People receiving Medicare Drug
Discount Card
subsidy at risk of losing Federal Housing assistance,
Consumer groups warn
Federal Court will be asked to step In
unless HUD Complies with new Medicare Law
New York, NY, July 2, 2004—The Medicare Rights
Center, a national consumer group, and the National Coalition for the
Homeless are demanding that U.S. Department of Housing and Urban
Development Secretary Alphonso Jackson immediately issue a directive
confirming that the $600 Medicare drug discount card subsidy for
low-income people will have no bearing on eligibility or payments for
federal housing assistance.
The groups warned that they will seek
a court ruling requiring HUD to halt any reduction of federal housing
assistance as a result of the Medicare drug card subsidy unless
Secretary Jackson acts promptly.
Both the non-profit Medicare Rights
Center, and Centers for Medicare and Medicaid Services Administrator
Mark McClellan have stated that the Medicare Prescription Drug,
Improvement and Modernization Act of 2003 bars the reduction or loss of
federal benefits as a result of people with Medicare enrolling in the
$600 transitional assistance program.
“The discount card program is
confusing enough for people with Medicare,” said Robert M. Hayes,
president of the Medicare Rights Center. “Now HUD, in direct defiance
of plain Congressional intent, is leaving people perplexed over whether
they have to choose between housing assistance and drug assistance.”

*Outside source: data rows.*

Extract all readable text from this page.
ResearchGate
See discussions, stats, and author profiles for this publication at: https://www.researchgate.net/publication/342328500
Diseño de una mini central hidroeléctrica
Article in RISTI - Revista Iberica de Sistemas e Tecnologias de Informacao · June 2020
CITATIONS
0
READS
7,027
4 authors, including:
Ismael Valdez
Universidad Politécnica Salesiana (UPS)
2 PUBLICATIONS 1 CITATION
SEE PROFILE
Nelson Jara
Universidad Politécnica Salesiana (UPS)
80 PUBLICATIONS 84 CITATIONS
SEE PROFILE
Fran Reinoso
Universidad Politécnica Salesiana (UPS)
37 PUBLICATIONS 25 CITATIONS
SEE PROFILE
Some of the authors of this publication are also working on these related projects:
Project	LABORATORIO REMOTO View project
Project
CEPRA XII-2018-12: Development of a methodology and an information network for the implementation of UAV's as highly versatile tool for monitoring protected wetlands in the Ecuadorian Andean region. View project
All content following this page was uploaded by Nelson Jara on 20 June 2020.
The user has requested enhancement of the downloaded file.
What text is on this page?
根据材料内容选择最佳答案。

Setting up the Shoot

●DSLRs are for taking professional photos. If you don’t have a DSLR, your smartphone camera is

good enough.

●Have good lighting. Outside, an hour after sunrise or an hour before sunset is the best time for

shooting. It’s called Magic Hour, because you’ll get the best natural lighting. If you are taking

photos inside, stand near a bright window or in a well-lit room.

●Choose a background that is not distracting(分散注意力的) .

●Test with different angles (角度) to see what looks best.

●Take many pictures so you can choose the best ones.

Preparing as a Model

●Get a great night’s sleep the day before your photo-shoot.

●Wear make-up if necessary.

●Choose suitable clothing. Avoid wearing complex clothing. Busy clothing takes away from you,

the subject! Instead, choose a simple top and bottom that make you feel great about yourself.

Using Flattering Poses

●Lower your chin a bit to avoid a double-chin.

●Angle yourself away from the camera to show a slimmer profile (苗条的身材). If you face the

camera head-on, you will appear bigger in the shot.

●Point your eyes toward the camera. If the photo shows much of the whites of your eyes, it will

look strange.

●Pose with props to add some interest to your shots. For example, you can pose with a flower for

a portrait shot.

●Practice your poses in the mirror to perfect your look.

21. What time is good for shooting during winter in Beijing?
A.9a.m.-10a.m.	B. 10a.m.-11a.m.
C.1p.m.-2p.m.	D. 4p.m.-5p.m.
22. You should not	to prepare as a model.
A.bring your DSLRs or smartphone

After initial mishaps called to public
attention by Senator Tom Daschle (D - SD), the United States Department
of Agriculture agreed that it cannot deny or reduce food stamps
allotments for low-income people with Medicare who get the annual $600
Medicare drug discount card subsidy. Individuals with Medicare who have
annual incomes below $12,569 (couples – $16,862) are eligible for a
$600 subsidy on the Medicare-approved drug discount cards this year and
next. The MMA states that the transitional assistance cannot be treated
as benefits “or otherwise be taken into account in determining an
individual’s eligibility for, or the amount of benefits, under any
other Federal Program.”
A letter to Secretary Jackson from the
Medicare Rights Center and National Coalition for the Homeless, warns
that they are “prepared to seek a declaratory judgment in federal
court to compel your compliance with the MMA if HUD fails to do so.”